Il guaio è quando devo cercare di convincere il sergente maggiore che ha trovato un bello spiazzo di circa 10 metri quadrati. Ci ha piazzato le armi. Intorno un riparo di sassi di mezzo metro. Accanto alle armi le casse di munizioni e gli uomini stanno lì. La prendo alla larga. Parlo di cannoni, di fucilate, di mitragliatrici di guerra e di fantasia. Capisce ma se cedesse a riparare meglio uomini e armi dimostrerebbe di aver paura. Maledetto chi ha addestrato questi uomini. Sono un punto più degli ascari [nota di Marco Balbo: è una parola araba che significa “soldato”. Con questo nome furono chiamati, durante il colonialismo europeo in Africa, i soldati indigeni reclutati dalle potenze coloniali]. Chi gli farà capire che un uomo coraggioso morto val molto meno di un fifone vivo? Mi limito pensare ai miei. Mi chiama il capitano. Devo accompagnare una piccola pattuglia a prendere contatto sulla destra con le “Penne di Falco” (cavalleria indigena) che è schierata sulle pendici del Kaddok.

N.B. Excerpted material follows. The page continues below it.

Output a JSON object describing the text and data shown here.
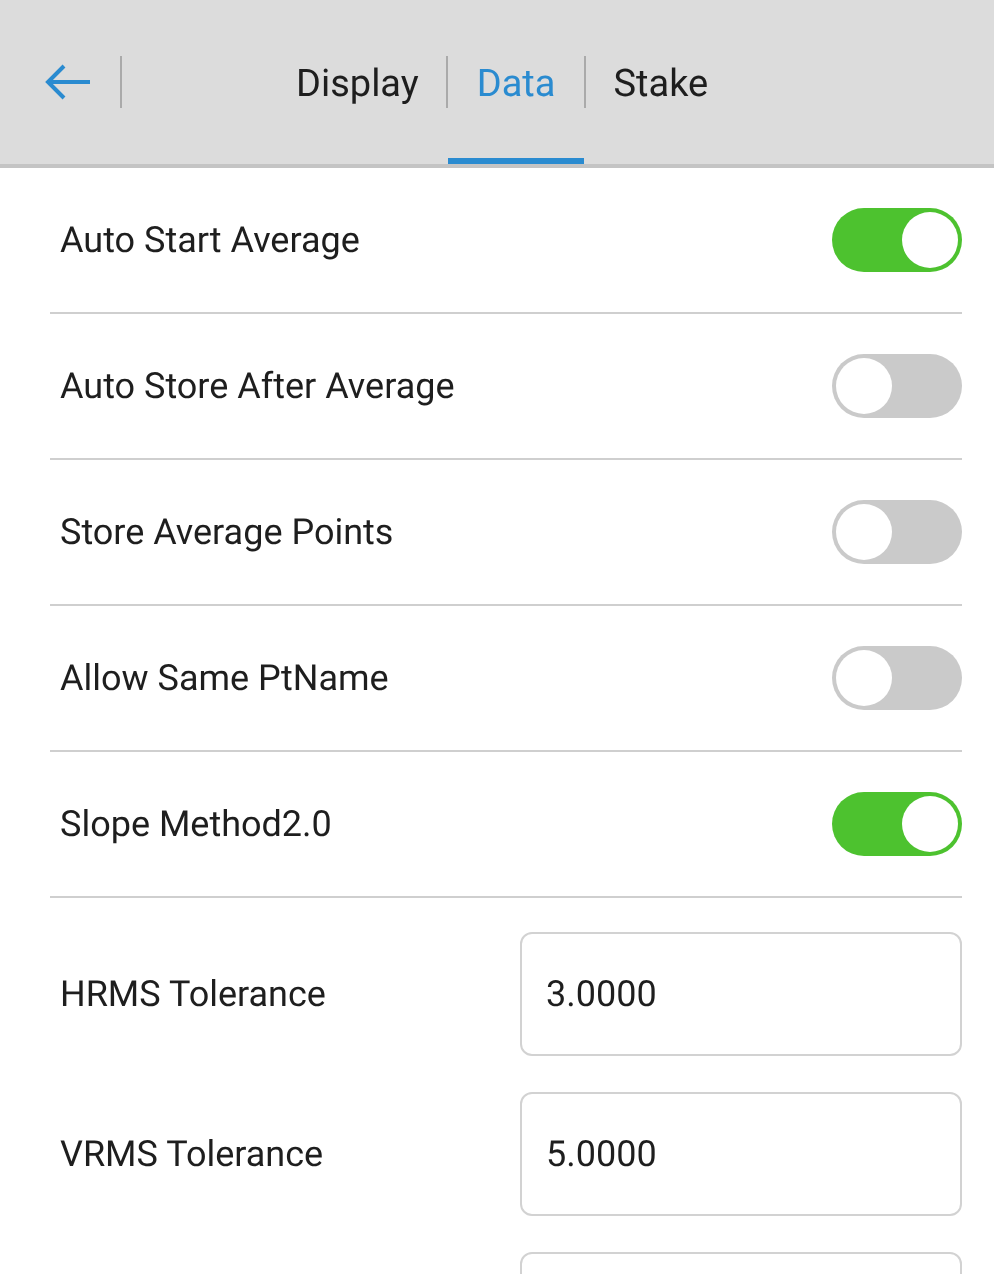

Mi presento al sottotenente. Lo trovo pronto. Pantaloni corti, camicia a maniche corte, casco coloniale, stivaloni gialli. Pantaloni e camicia bianchi di bucato. Io ho mandato a farsi benedire molta gente ma lui lo picchierei. Ma come si fa a dirglielo? Partiamo. Ordino ai quattro uomini che sono con noi di star dietro e di tenersi sempre al coperto, dove possibile. Mi capiscono. Mentre procediamo espongo i miei dubbi sul potere mimetizzante della divisa del tenente. Ne ho conferma quando fischiano le prime pallottole inviateci dalle Penne di Falco. Il contatto è preso. Lo assicuriamo.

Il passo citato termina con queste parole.